AbsurdWallaby@reddit
It's never good enough.
No_Quit_5301@reddit
Analyzing requirements up front is a myth and you’ll waste just as much time arguing over hypothetical what-ifs as you would needing to change from the MVP
Code is “good enough” when it meets the business requirement. Does it do what it’s supposed to and satisfy the customer’s need? Then it’s good enough
Taking into account technical debt of step 1 is a necessary part of step 2, but you often never get to step 2 if you waste too much time planning step 1
-Knockabout@reddit (OP)
This is less step 2 honestly and more step 1 but again. I'm not sure how to avoid that other than upfront requirements.
Esseratecades@reddit
Does the static analysis pass? This includes linting, formatting, complexity scans, code coverage, and security scans.
Does it do what I intended and only what I intended?
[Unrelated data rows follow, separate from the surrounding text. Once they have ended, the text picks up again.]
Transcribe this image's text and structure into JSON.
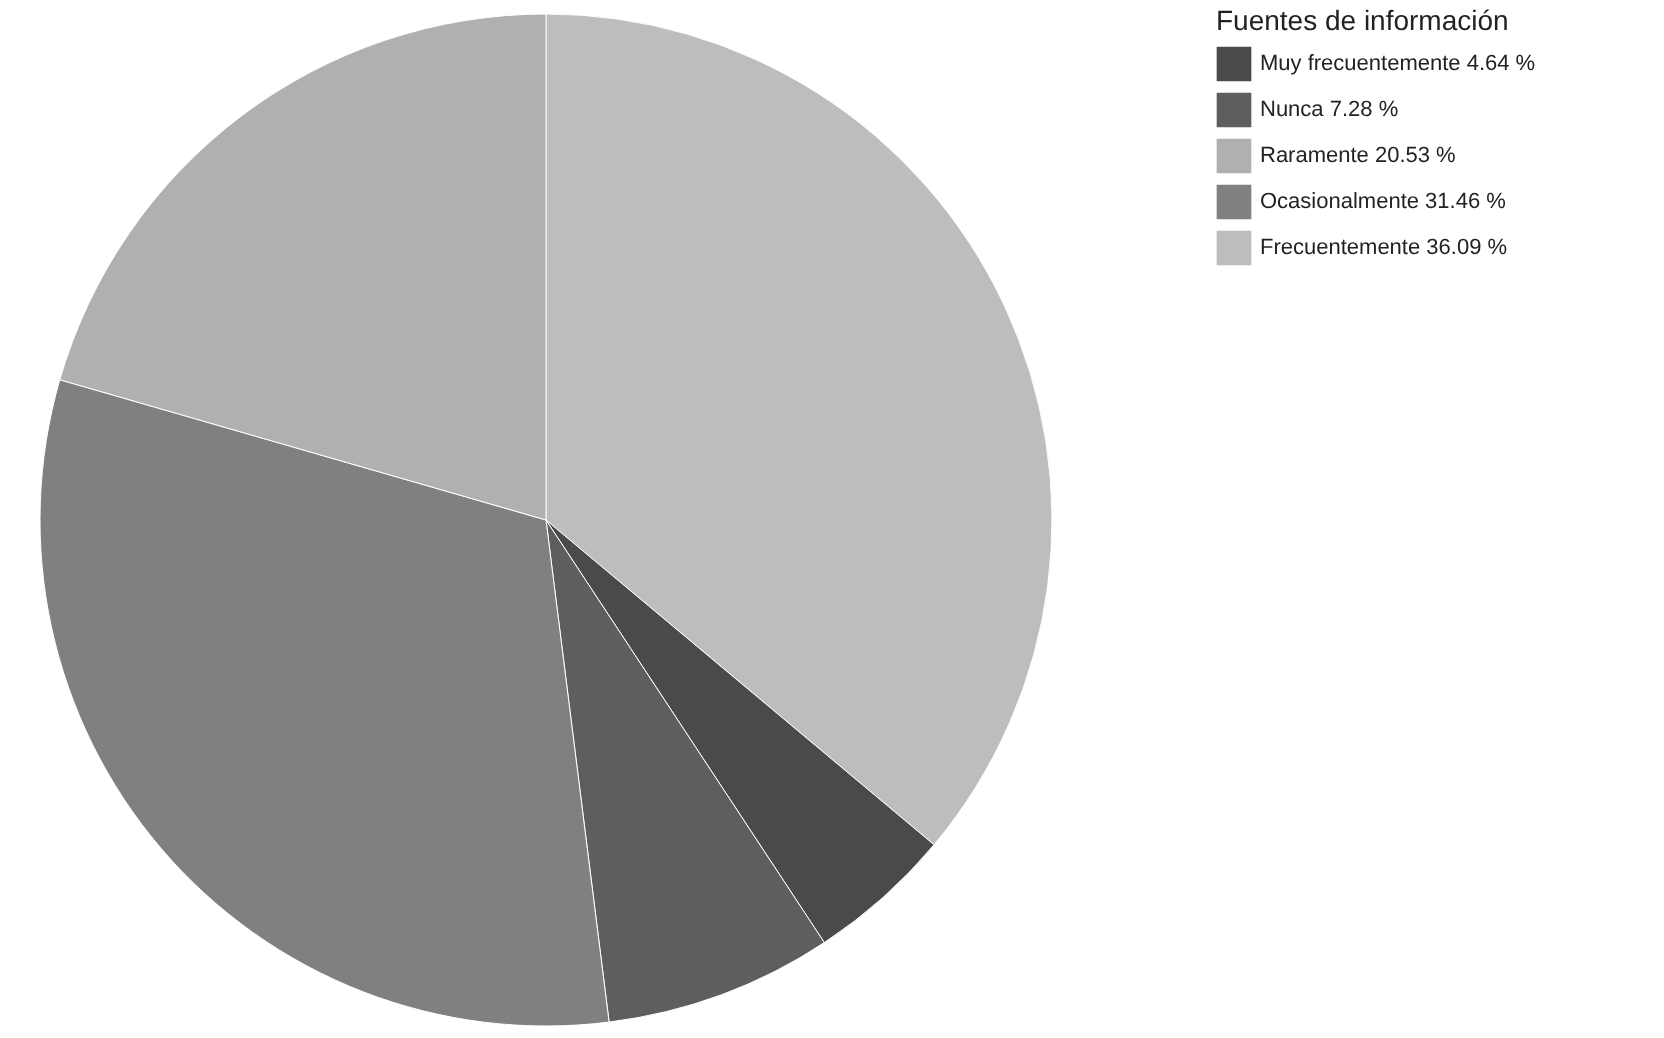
{
  "chart_data": {
    "type": "pie",
    "legend_title": "Fuentes de información",
    "legend": "right",
    "categories": [
      "Frecuentemente 36.09 %",
      "Muy frecuentemente 4.64 %",
      "Nunca 7.28 %",
      "Ocasionalmente 31.46 %",
      "Raramente 20.53 %"
    ],
    "values": [
      36.09,
      4.64,
      7.28,
      31.46,
      20.53
    ],
    "colors": [
      "#bdbdbd",
      "#4a4a4a",
      "#5e5e5e",
      "#808080",
      "#b0b0b0"
    ]
  }
}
If the answers to both of these is yes then it's good enough and any additional changes are nice to haves.
ieatdownvotes4food@reddit
for me personally it depends on if there's a planned next step. if so I'll always refactor around that next step.
too much time is wasted around refactoring code that never gets a next step.. the next step once defined can really shape that refactor as well.
03263@reddit
When it's in production and meeting users needs
gingimli@reddit
My number one rule is don’t do anything that will be hard to change later. Besides that… whenever it works.